Jordan is so incredible that he can probably see into the future, which means he already knew what would happen with the Big Three in Miami, so he made sure that they got received all the punishment he could dish out during his playing career.
These futuristic powers did not translate into a GM career, however.
Retired Number: No. 85
Yet again, another number for someone who wasn't a player.
Can't we just let the athletes have the numbers?
You already have your prestigious beer company that everyone is aware of, not to mention the fact that your last name is the name of the the St.
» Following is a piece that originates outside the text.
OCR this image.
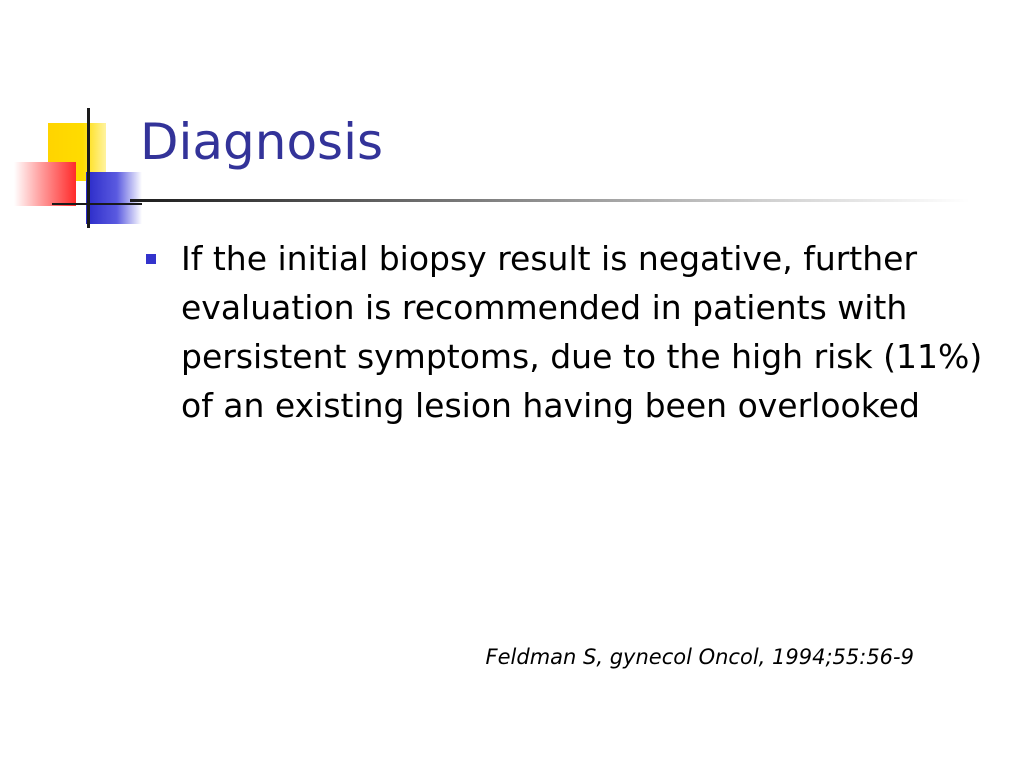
Diagnosis
If the initial biopsy result is negative, further evaluation is recommended in patients with persistent symptoms, due to the high risk (11%) of an existing lesion having been overlooked
Feldman S, gynecol Oncol, 1994;55:56-9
Louis Cardinals stadium itself.
But to have your number retired when you haven't played a professional game of baseball in your entire life?
Retired Number: No. 26
At least he wrote giddy songs like "Frosty the Snowman," "Rudolph the Red-Nosed Reindeer" and "Here Comes Santa Claus."
Maybe he wouldn't write such chipper Christmas songs if he had to deal with the weather.
Just like Busch, I don't understand how a number can be retired if you never actually wore one.
What is wrong with a statue?
Retired Number: No. 5
Who can forget the number of things Carl Barger did for the Florida Marlins?
Pretty much everyone. He isn't even a player.
Barger was the first president of the Florida Marlins in 1991.
The Marlins retired the No. 5 because Barger's favorite baseball player was Joe DiMaggio.
Blueprint for getting your number retired if you don't play professional baseball:
1) Get rich
2) Become president
3) Get anything you want
Also, if you don't have a picture of yourself on the Internet, you shouldn't have your number retired.
This is the lamest gift a franchise could bestow upon its fans.
Who in their right mind looks up into the rafters and sees a No. 6 (for sixth man) or 12 (you know, for football) or any other lame number retired for fans and sheds a tear because they are so honored?
I know something these franchises could do to really show their support for their beloved fans.
Lower the prices for tickets and their substandard food.